Il paesino nasce come porto già in epoca messapica poiché un tempo vi trovavano rifugio le navi nei momenti di burrasca. Più tardi fu utilizzato dagli abitanti di Nardò come scalo commerciale. Nel 1982, infatti, è stato scoperto il relitto di una nave risalente al III secolo a.C. con un carico di anfore greco-italiche. In secoli più recenti, vista la bellezza del mare e della sua costa, i signori di Nardò incominciarono a costruirvi le loro dimore estive, ubicate a qualche centinaio di metri dal mare.

 

Nel Medioevo fu ripetutamente saccheggiata da pirati e saraceni, anche se in particolare furono i Veneziani che arrecarono più danni: dopo la caduta di Gallipoli nel 1484, gli abitanti furono costretti ad abbandonare Santa Maria al Bagno, riparando nei paesi vicini dell'entroterra.

 

Le incursioni dal mare si protrassero per molto tempo e per difendere le popolazioni da questi attacchi, nel Cinquecento Carlo V varò un programma di difesa delle coste attraverso la costruzione di una lunga catena di torri di avvistamento. È a quell'epoca che risale infatti la vicina Torre del Fiume di Galatena, così chiamata perché ai tempi della sua costruzione esisteva un piccolo corso d’acqua che sgorgava nelle sue vicinanze oggi non più esistente, ma che i pirati del tempo conoscevano ed utilizzavano per rifornirsi d’acqua dolce. In realtà, la Torre del Fiume è molto più conosciuta con il nome di Quattro Colonne, perché solo i quattro angoli sono rimasti in piedi rendendola molto suggestiva. Il restauro delle Quattro Colonne ha permesso già negli Anni Sessanta e Settanta di rendere il posto una forte attrattiva turistica e vi si sono tenuti molti concerti di star dell’epoca tra cui ricordiamo Domenico Modugno, Adriano Celentano, Ray Charles ed altri.
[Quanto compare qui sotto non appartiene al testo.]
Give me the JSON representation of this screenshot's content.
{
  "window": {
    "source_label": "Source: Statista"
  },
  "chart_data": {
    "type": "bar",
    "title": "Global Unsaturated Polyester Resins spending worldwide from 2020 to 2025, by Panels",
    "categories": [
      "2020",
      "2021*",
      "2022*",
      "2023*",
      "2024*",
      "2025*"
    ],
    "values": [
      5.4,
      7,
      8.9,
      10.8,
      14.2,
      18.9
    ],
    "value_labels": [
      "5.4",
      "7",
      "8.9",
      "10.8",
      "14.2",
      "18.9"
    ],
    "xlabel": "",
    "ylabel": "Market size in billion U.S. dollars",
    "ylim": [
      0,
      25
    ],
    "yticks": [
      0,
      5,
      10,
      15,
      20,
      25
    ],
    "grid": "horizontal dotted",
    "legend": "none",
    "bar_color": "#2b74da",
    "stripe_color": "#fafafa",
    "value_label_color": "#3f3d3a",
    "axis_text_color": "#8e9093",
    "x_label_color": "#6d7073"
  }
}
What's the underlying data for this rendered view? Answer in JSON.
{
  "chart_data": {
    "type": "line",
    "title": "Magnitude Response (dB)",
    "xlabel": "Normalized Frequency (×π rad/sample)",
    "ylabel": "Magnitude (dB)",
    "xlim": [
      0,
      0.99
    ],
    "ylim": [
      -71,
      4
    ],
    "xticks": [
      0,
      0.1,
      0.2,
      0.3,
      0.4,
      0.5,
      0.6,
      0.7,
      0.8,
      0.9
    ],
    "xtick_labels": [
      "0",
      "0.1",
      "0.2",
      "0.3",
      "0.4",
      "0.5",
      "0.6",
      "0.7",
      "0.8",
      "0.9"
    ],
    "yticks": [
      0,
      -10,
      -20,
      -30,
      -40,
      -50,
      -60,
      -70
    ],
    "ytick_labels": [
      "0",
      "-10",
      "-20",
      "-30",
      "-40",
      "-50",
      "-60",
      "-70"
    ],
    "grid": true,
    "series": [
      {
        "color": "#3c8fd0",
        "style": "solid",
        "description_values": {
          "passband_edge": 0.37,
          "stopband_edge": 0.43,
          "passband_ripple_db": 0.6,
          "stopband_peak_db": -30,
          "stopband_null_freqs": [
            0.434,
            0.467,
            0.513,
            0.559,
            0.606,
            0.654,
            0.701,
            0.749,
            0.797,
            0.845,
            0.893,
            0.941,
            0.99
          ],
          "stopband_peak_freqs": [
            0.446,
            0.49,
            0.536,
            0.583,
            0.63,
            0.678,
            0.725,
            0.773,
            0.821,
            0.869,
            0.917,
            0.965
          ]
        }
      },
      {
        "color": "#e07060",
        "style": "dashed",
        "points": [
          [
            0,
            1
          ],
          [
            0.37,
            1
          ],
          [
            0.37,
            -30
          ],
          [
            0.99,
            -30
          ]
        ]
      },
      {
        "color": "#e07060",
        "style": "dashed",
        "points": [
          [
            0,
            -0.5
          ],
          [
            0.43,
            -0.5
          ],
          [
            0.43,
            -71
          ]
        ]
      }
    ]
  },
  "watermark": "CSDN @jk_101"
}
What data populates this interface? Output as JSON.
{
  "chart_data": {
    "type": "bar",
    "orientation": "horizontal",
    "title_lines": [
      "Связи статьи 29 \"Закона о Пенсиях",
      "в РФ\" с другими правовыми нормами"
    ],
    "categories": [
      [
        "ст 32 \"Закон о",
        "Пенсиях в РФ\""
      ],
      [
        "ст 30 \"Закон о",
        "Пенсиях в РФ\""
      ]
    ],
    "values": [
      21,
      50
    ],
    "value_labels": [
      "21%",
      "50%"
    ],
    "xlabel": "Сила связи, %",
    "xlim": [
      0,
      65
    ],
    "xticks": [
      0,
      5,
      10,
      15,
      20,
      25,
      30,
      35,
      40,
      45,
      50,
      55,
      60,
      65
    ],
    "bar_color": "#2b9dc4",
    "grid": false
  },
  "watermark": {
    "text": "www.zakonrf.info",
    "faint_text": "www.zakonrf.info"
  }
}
Oggi le Quattro Colonne rimangono importante luogo di organizzazione eventi e sono parte di un grande ristorante con vista mare dall’aspetto molto romantico, ideale per coppie.

 

Santa Maria al Bagno è sede di villeggiatura degli abitanti dei comuni vicini e dei turisti alla ricerca di acque cristalline e coste selvagge. Infatti a livello morfologico sorge in uno scenario caratterizzato da un alternarsi di rientranze e sporgenze, punte aspre e dolci pendii, boschi e pinete. La costa è bella e variegata, ricca di insenature, e rimane bassa per una comoda discesa verso un mare cristallino e meraviglioso. Per gli amanti della sabbia, basta spostarsi al centro del paese dove esiste comunque una spiaggia molto carina, ma anche molto piccola.

 

Vi trova sede, infine, un importante museo, il "Museo della Memoria e dell'Accoglienza", inaugurato nel 2009 e volto a testimoniare la presenza durante gli anni della Seconda Guerra Mondiale di oltre centomila ebrei che qui trovarono rifugio per volere dell'esercito. Il museo ospita tre murales realizzati da Zivi Miller oltre a materiale fotorgrafico e storico di quel periodo, che è valso nel 2005 al paesino la medaglia d'Oro al Merito Civile.